Though this has little to do with theWWW whose anniversary the thread should be about
I couldn't stifle the urge to draw your kind attention to another computer pioneer.
Don't forget Konrad Zuse and his Z3.
Unfortunately, or rather luckily (as it didn't prolong WWII) the Nazis weren't able to fathom the potential of Zuse's works and machines,
and after the war he made a few ill-fated decisions that displaced him and his firm out of the computer business and unfortunately never owned him the due credit for his exceptional achievements in the development of the computer, especially in the Anglo-American world.

Sorry, for this little aside.
Back to Sir Tim Berners-Lee's achievements.
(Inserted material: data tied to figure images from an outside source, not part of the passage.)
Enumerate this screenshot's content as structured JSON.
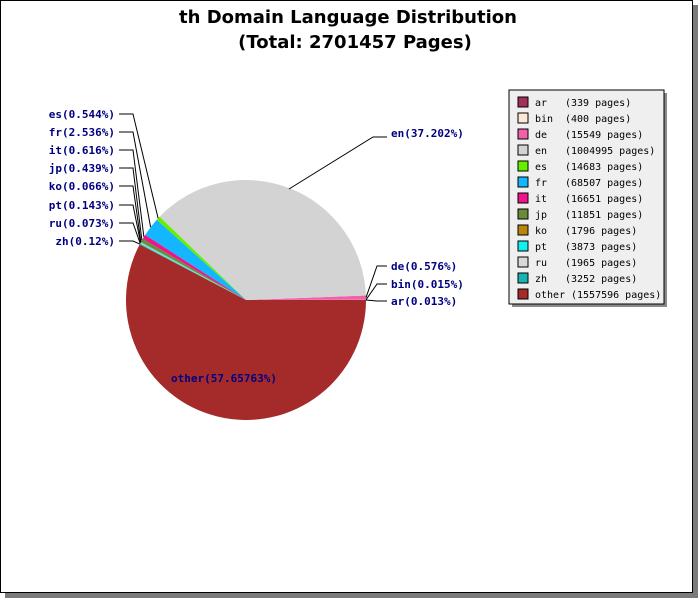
{
  "chart_data": {
    "type": "pie",
    "title": "th Domain Language Distribution",
    "subtitle": "(Total: 2701457 Pages)",
    "slices": [
      {
        "name": "ar",
        "pages": 339,
        "label": "ar(0.013%)",
        "legend": "(339 pages)",
        "color": "#a0305a"
      },
      {
        "name": "bin",
        "pages": 400,
        "label": "bin(0.015%)",
        "legend": "(400 pages)",
        "color": "#fbe9d6"
      },
      {
        "name": "de",
        "pages": 15549,
        "label": "de(0.576%)",
        "legend": "(15549 pages)",
        "color": "#f062a8"
      },
      {
        "name": "en",
        "pages": 1004995,
        "label": "en(37.202%)",
        "legend": "(1004995 pages)",
        "color": "#d3d3d3"
      },
      {
        "name": "es",
        "pages": 14683,
        "label": "es(0.544%)",
        "legend": "(14683 pages)",
        "color": "#66f000"
      },
      {
        "name": "fr",
        "pages": 68507,
        "label": "fr(2.536%)",
        "legend": "(68507 pages)",
        "color": "#13b6ff"
      },
      {
        "name": "it",
        "pages": 16651,
        "label": "it(0.616%)",
        "legend": "(16651 pages)",
        "color": "#f0138a"
      },
      {
        "name": "jp",
        "pages": 11851,
        "label": "jp(0.439%)",
        "legend": "(11851 pages)",
        "color": "#6b8a3a"
      },
      {
        "name": "ko",
        "pages": 1796,
        "label": "ko(0.066%)",
        "legend": "(1796 pages)",
        "color": "#b8860b"
      },
      {
        "name": "pt",
        "pages": 3873,
        "label": "pt(0.143%)",
        "legend": "(3873 pages)",
        "color": "#13f0f0"
      },
      {
        "name": "ru",
        "pages": 1965,
        "label": "ru(0.073%)",
        "legend": "(1965 pages)",
        "color": "#d8d8d8"
      },
      {
        "name": "zh",
        "pages": 3252,
        "label": "zh(0.12%)",
        "legend": "(3252 pages)",
        "color": "#1ab3b3"
      },
      {
        "name": "other",
        "pages": 1557596,
        "label": "other(57.65763%)",
        "legend": "(1557596 pages)",
        "color": "#a52a2a"
      }
    ],
    "legend_position": "top-right"
  }
}
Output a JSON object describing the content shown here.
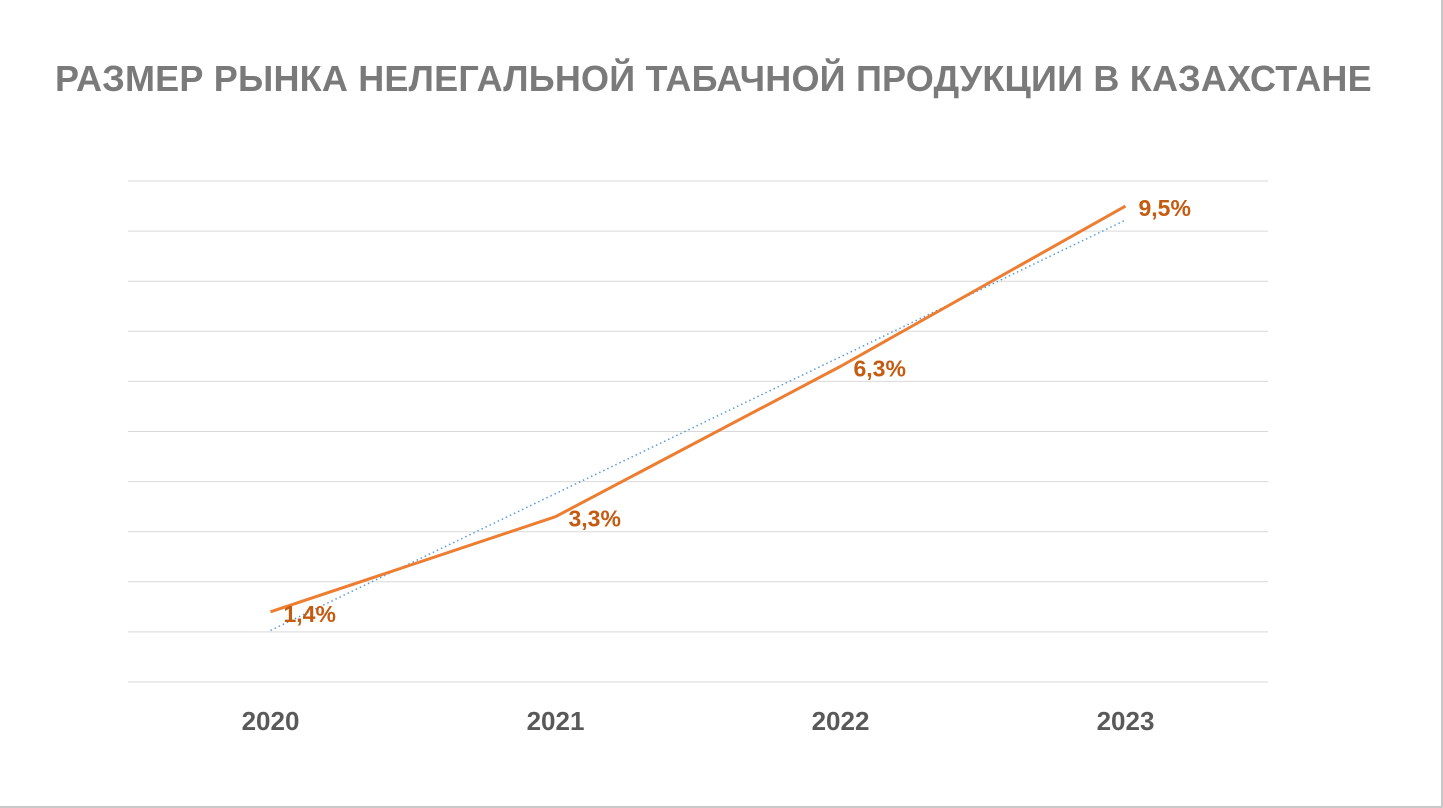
{
  "chart_data": {
    "type": "line",
    "title": "РАЗМЕР РЫНКА НЕЛЕГАЛЬНОЙ ТАБАЧНОЙ ПРОДУКЦИИ В КАЗАХСТАНЕ",
    "categories": [
      "2020",
      "2021",
      "2022",
      "2023"
    ],
    "series": [
      {
        "values": [
          1.4,
          3.3,
          6.3,
          9.5
        ],
        "labels": [
          "1,4%",
          "3,3%",
          "6,3%",
          "9,5%"
        ],
        "color": "#ed7d31"
      }
    ],
    "trendline": {
      "type": "linear",
      "style": "dotted",
      "color": "#5b9bd5"
    },
    "ylim": [
      0,
      10
    ],
    "y_gridline_step": 1,
    "grid": true,
    "label_color": "#c55a11"
  }
}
As far as I know it wasn't the Hypertext Mark-up Language (HTML) alone for the rendering of the originally intended exchange of plots of scientific data between scientists at CERN.
What in my view even counts more was the invention of the Hypertext Transfer Protocol (HTTP) the underpinning of the WWW and with it the programming of the first webserver.
HTTP was an ingenious invention. A totally open protocol consisting of pure ASCII that everyone could read and easily apply.
This has led to the exponential growth of the Internet (which beginning with the ARPA Net already dates back some 40 years) into the world's mind as we know and use it today.